Sí. Formidable tensión en los bajos fondos de la política del PP y el PSOE. Navajeo. Tensiones que van y vienen. Dirigentes con apuros. Cualificados apparatchik entre rejas que empiezan a largar. Sedes centrales blindadas. Cargos y militantes indignados con las jefaturas de Madrid. Advertencias que llegan a través de intermediarios a los que despachan los segundos niveles. Pactos con los justiciables que no se cumplen. Y pactos silentes de silencio. Acuerdos que no se escriben, que no se cuentan al personal. Pero que funcionan.

Génova tiembla con Bárcenas, sus papeles y la Gürtel. Ferraz está sacudida por la mangancia y el expolio de los ERE. Del Möet Chandon, los manolos y el lujazo de la boda de El Escorial y sus consecuencias a los gin tonic de Larios, la farlopa y las putas de la trama andaluza del desfalco que desencuaderna al PSOE. La corrupción de nuevo como segunda preocupación. Tras el paro, claro. Tan relacionados ambos dramas. R y R son dos dirigentes cuestionados. Diferentes partidos pero problemas coincidentes. Rajoy, quiere esperar a ver si escampa para tirar cuatro años más. Prepara para el final de legislatura bajadita de impuestos y otros caramelos para paliar la desafección que le ronda. Rubalcaba quiere terminar la faena, en doble sentido, que le está haciendo a su PSOE. R y R, y sus barbas, pactaron posición común ante la UE. Y más cosas. Aunque el papel de Bárcenas ha alterado un pelín el panorama.

En la última reunión de ambos en Moncloa, y en las conversaciones y mensajes de móvil que se cruzan casi cada día, se trajinaron un único discurso ante Europa, y ante la corrupción que les une. Algunos les tienen agarrados por los bajos. Ambos necesitan aire y tiempo para que amaine el temporal interno, que exige un tsunami. Renovación de jetas y de ideas para salvarse de la quema. Y hubo acuerdo. Perfil bajo en las respuestas a la corrupción de cada casa. Los inevitables toquecitos para el titular, perfectamente intercambiables: “Deben una explicación a la sociedad”, “es una causa general contra el partido”, y todas esas mandangas de apresurada alcachofa televisiva. Aunque Rubalcaba tras la barcenada está en apuros por el perfil bajo que le han dado al temita.

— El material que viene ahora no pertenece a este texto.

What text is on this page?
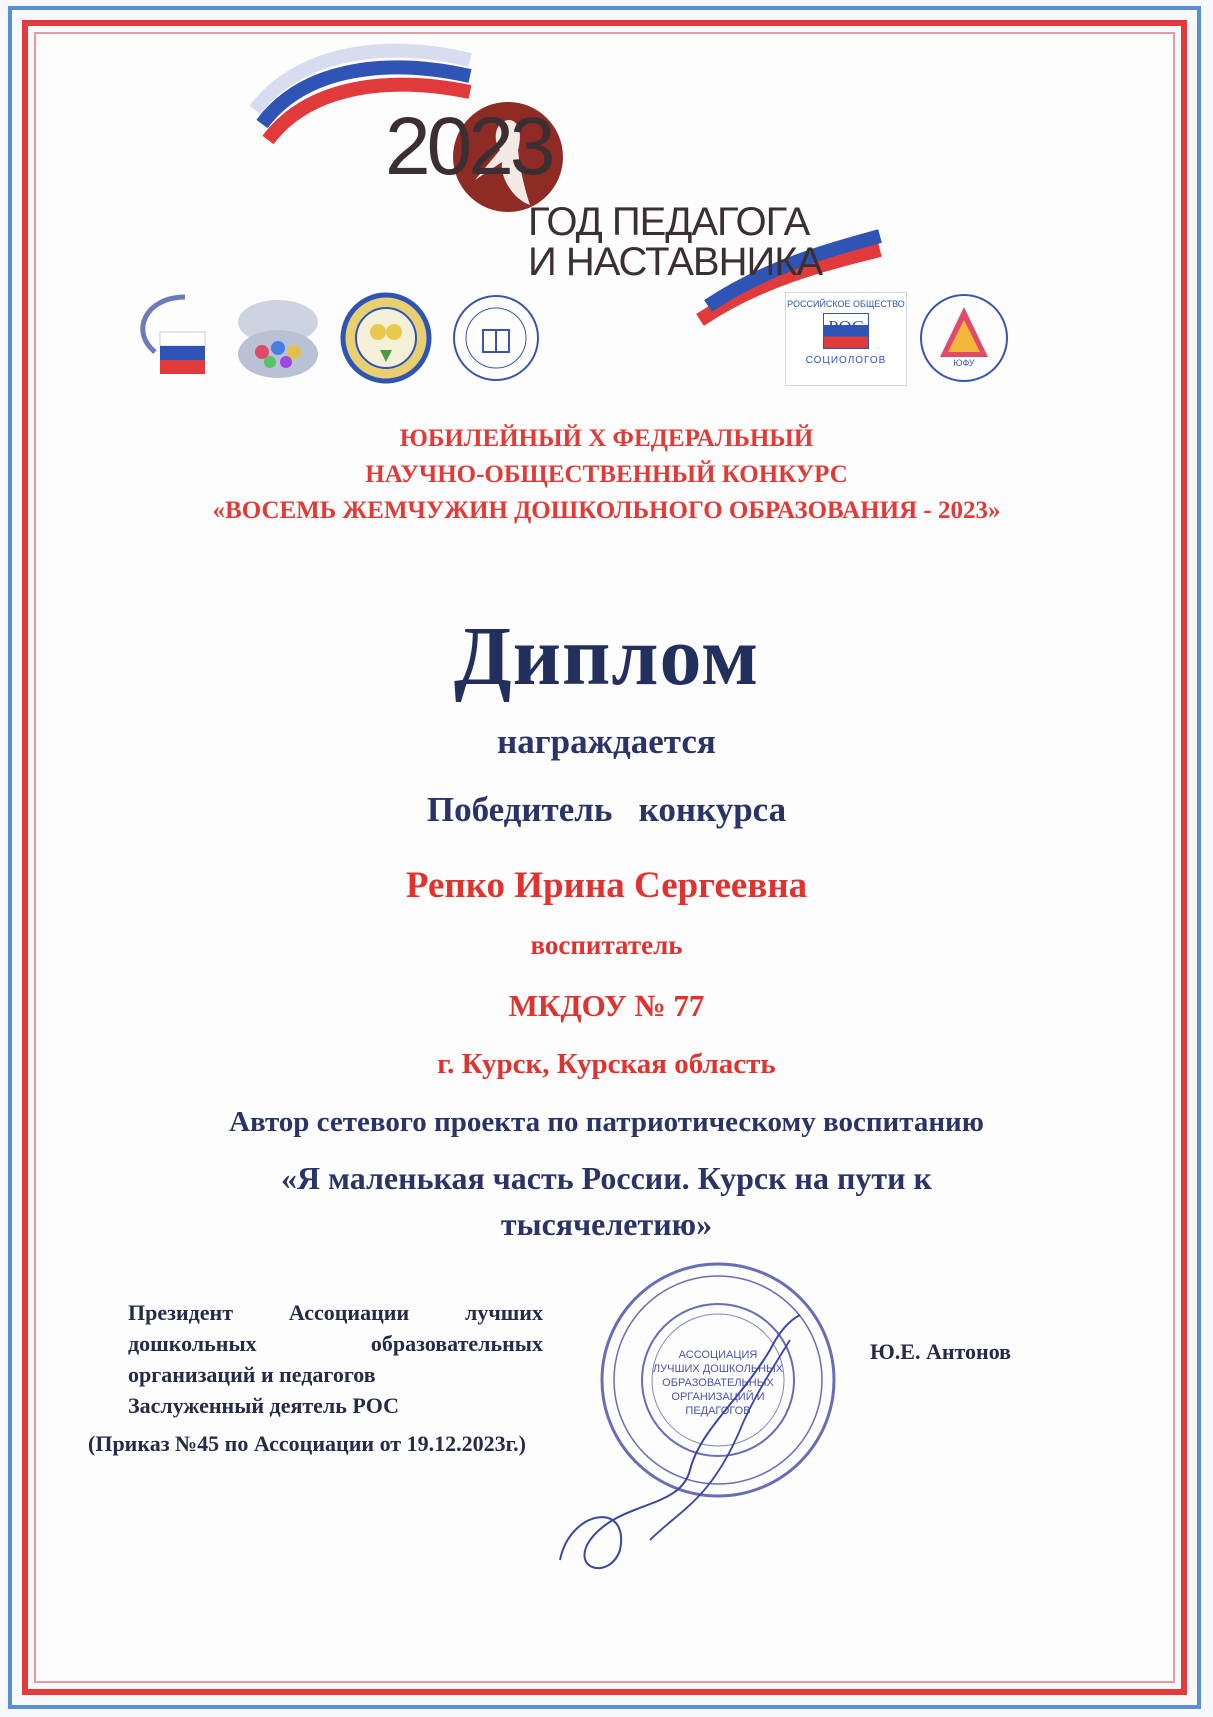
2023
ГОД ПЕДАГОГА
И НАСТАВНИКА
РОССИЙСКОЕ ОБЩЕСТВО
РОС
СОЦИОЛОГОВ	ЮФУ
ЮБИЛЕЙНЫЙ X ФЕДЕРАЛЬНЫЙ
НАУЧНО-ОБЩЕСТВЕННЫЙ КОНКУРС
«ВОСЕМЬ ЖЕМЧУЖИН ДОШКОЛЬНОГО ОБРАЗОВАНИЯ - 2023»
Диплом
награждается
Победитель   конкурса
Репко Ирина Сергеевна
воспитатель
МКДОУ № 77
г. Курск, Курская область
Автор сетевого проекта по патриотическому воспитанию
«Я маленькая часть России. Курск на пути к
тысячелетию»
Президент Ассоциации лучших
дошкольных образовательных
организаций и педагогов
Заслуженный деятель РОС
(Приказ №45 по Ассоциации от 19.12.2023г.)
Ю.Е. Антонов
АССОЦИАЦИЯ
ЛУЧШИХ ДОШКОЛЬНЫХ
ОБРАЗОВАТЕЛЬНЫХ
ОРГАНИЗАЦИЙ И
ПЕДАГОГОВ
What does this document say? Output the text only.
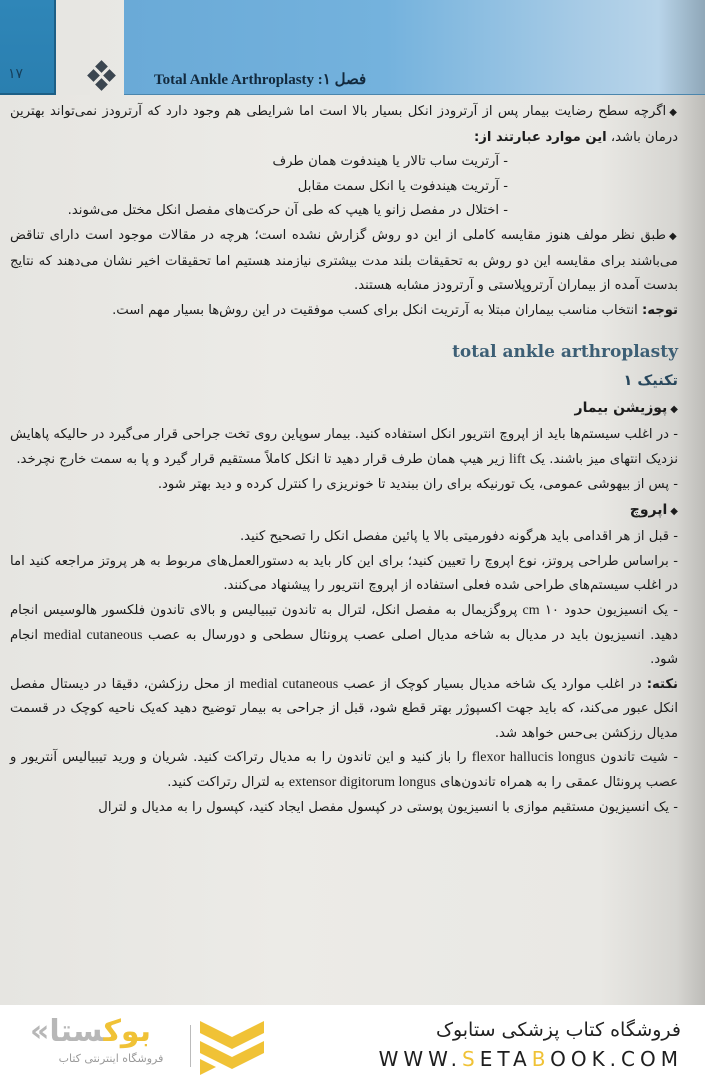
۱۷	فصل ۱: Total Ankle Arthroplasty

◆ اگرچه سطح رضایت بیمار پس از آرترودز انکل بسیار بالا است اما شرایطی هم وجود دارد که آرترودز نمی‌تواند بهترین درمان باشد، این موارد عبارتند از:

- آرتریت ساب تالار یا هیندفوت همان طرف

- آرتریت هیندفوت یا انکل سمت مقابل

- اختلال در مفصل زانو یا هیپ که طی آن حرکت‌های مفصل انکل مختل می‌شوند.

◆ طبق نظر مولف هنوز مقایسه کاملی از این دو روش گزارش نشده است؛ هرچه در مقالات موجود است دارای تناقض می‌باشند برای مقایسه این دو روش به تحقیقات بلند مدت بیشتری نیازمند هستیم اما تحقیقات اخیر نشان می‌دهند که نتایج بدست آمده از بیماران آرتروپلاستی و آرترودز مشابه هستند.

توجه: انتخاب مناسب بیماران مبتلا به آرتریت انکل برای کسب موفقیت در این روش‌ها بسیار مهم است.

total ankle arthroplasty
تکنیک ۱
◆ پوزیشن بیمار

- در اغلب سیستم‌ها باید از اپروچ انتریور انکل استفاده کنید. بیمار سوپاین روی تخت جراحی قرار می‌گیرد در حالیکه پاهایش نزدیک انتهای میز باشند. یک lift زیر هیپ همان طرف قرار دهید تا انکل کاملاً مستقیم قرار گیرد و پا به سمت خارج نچرخد.

- پس از بیهوشی عمومی، یک تورنیکه برای ران ببندید تا خونریزی را کنترل کرده و دید بهتر شود.

◆ اپروچ

- قبل از هر اقدامی باید هرگونه دفورمیتی بالا یا پائین مفصل انکل را تصحیح کنید.

- براساس طراحی پروتز، نوع اپروچ را تعیین کنید؛ برای این کار باید به دستورالعمل‌های مربوط به هر پروتز مراجعه کنید اما در اغلب سیستم‌های طراحی شده فعلی استفاده از اپروچ انتریور را پیشنهاد می‌کنند.

- یک انسیزیون حدود ۱۰ cm پروگزیمال به مفصل انکل، لترال به تاندون تیبیالیس و بالای تاندون فلکسور هالوسیس انجام دهید. انسیزیون باید در مدیال به شاخه مدیال اصلی عصب پرونئال سطحی و دورسال به عصب medial cutaneous انجام شود.

نکته: در اغلب موارد یک شاخه مدیال بسیار کوچک از عصب medial cutaneous از محل رزکشن، دقیقا در دیستال مفصل انکل عبور می‌کند، که باید جهت اکسپوژر بهتر قطع شود، قبل از جراحی به بیمار توضیح دهید که‌یک ناحیه کوچک در قسمت مدیال رزکشن بی‌حس خواهد شد.

- شیت تاندون flexor hallucis longus را باز کنید و این تاندون را به مدیال رتراکت کنید. شریان و ورید تیبیالیس آنتریور و عصب پرونئال عمقی را به همراه تاندون‌های extensor digitorum longus به لترال رتراکت کنید.

- یک انسیزیون مستقیم موازی با انسیزیون پوستی در کپسول مفصل ایجاد کنید، کپسول را به مدیال و لترال

« بوکستا
فروشگاه اینترنتی کتاب
فروشگاه کتاب پزشکی ستابوک
WWW.SETABOOK.COM
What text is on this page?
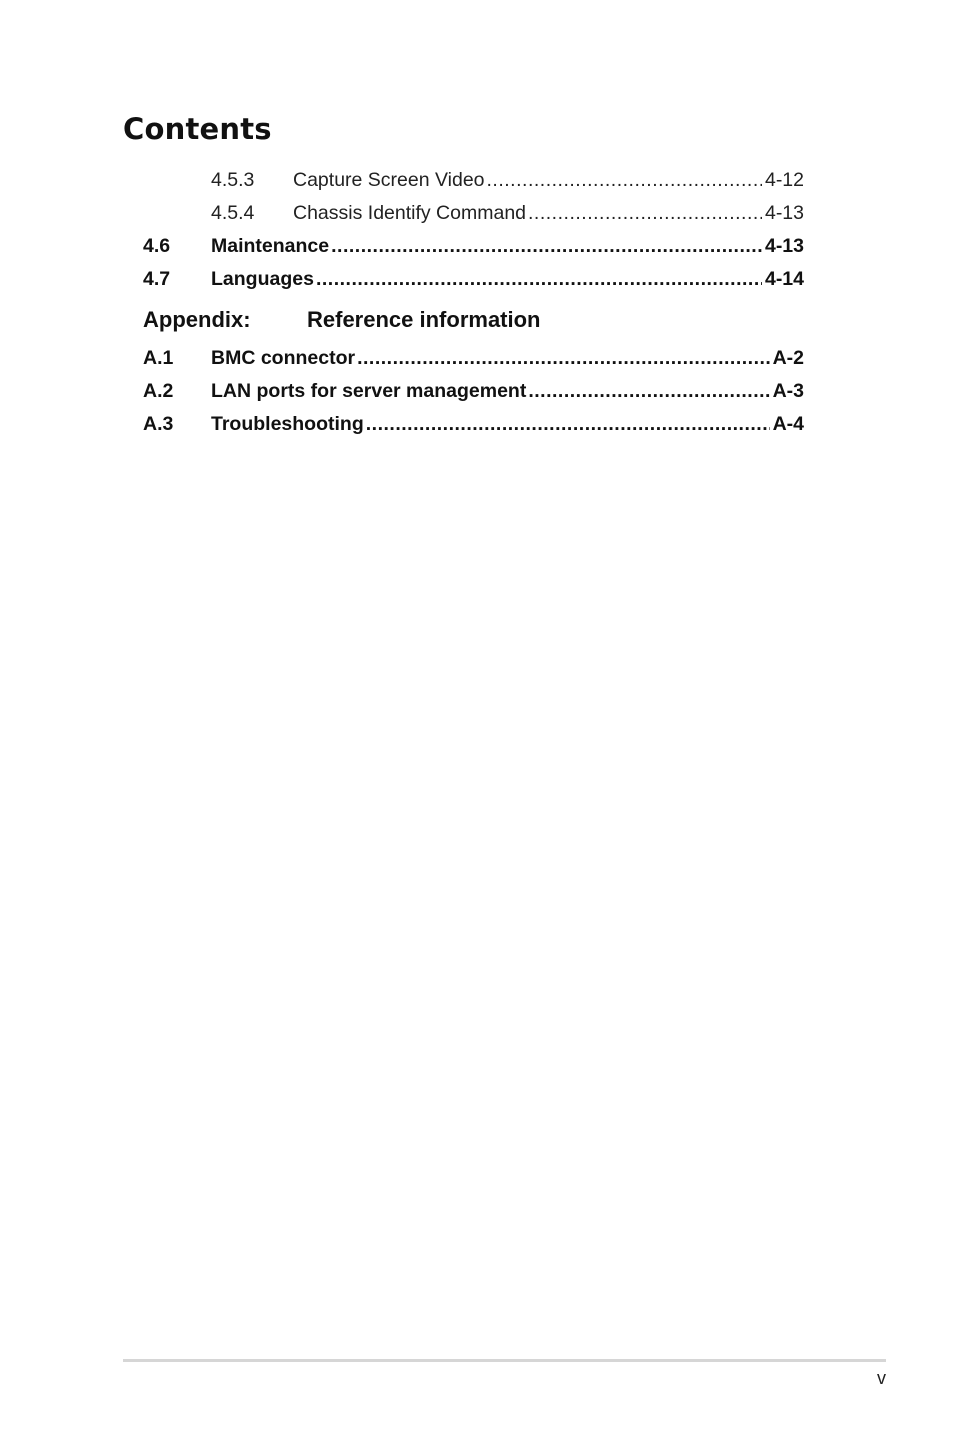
Contents
4.5.3	Capture Screen Video .....	4-12
4.5.4	Chassis Identify Command .....	4-13
4.6	Maintenance .....	4-13
4.7	Languages .....	4-14
Appendix:	Reference information
A.1	BMC connector .....	A-2
A.2	LAN ports for server management .....	A-3
A.3	Troubleshooting .....	A-4
v
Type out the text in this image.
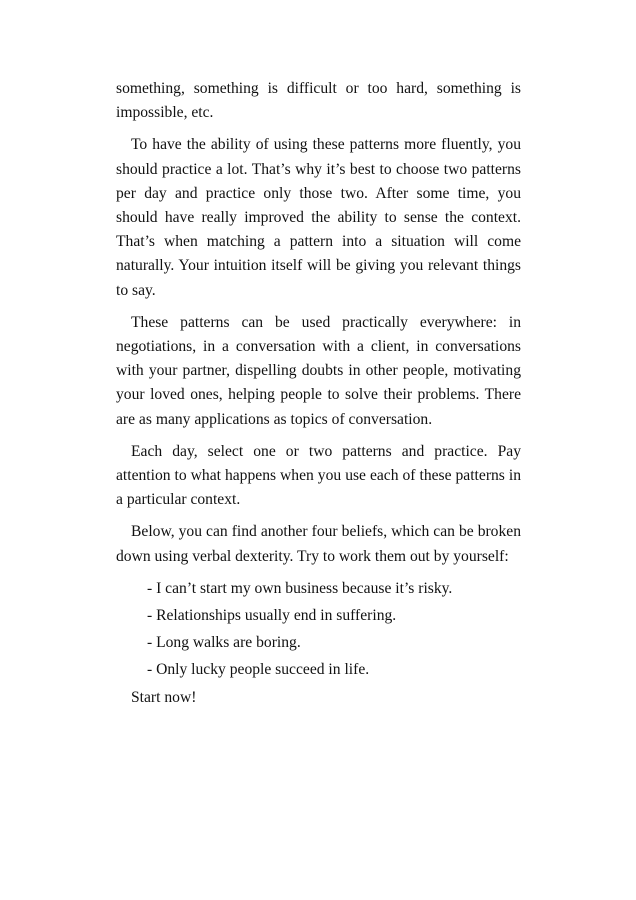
something, something is difficult or too hard, something is impossible, etc.

To have the ability of using these patterns more fluently, you should practice a lot. That’s why it’s best to choose two patterns per day and practice only those two. After some time, you should have really improved the ability to sense the context. That’s when matching a pattern into a situation will come naturally. Your intuition itself will be giving you relevant things to say.

These patterns can be used practically everywhere: in negotiations, in a conversation with a client, in conversations with your partner, dispelling doubts in other people, motivating your loved ones, helping people to solve their problems. There are as many applications as topics of conversation.

Each day, select one or two patterns and practice. Pay attention to what happens when you use each of these patterns in a particular context.

Below, you can find another four beliefs, which can be broken down using verbal dexterity. Try to work them out by yourself:

- I can’t start my own business because it’s risky.
- Relationships usually end in suffering.
- Long walks are boring.
- Only lucky people succeed in life.

Start now!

Y como la peña quiere sangre, y pide cabezas, ambos han colocado ya varias encima de la mesa judicial. Rajoy, las de Bárcenas, Correa, Crespo, Pérez y la recua de Valencia. Rubalcaba las de un Pepe Blanco amortizado, y Magdalena Alvarez, Guerrero y la banda de los ERE, incluídos Viera, Griñan y Chaves, si se tercia imprescindible. Y hasta ahí llega la cosa. No quieren ni uno más. Pero en los patios de las prisiones de Madrid y Sevilla aprieta el calor como una soga al cuello. Y los preventivos pierden la paciencia y ordenan los papeles. O se les ofrecen soluciones o la lían parda. Que es lo que debieran hacer, si de verdad quieren prestar un servicio a la sociedad.

Y los portavoces oficiales lo niegan todo. Menos alguna cosa, claro.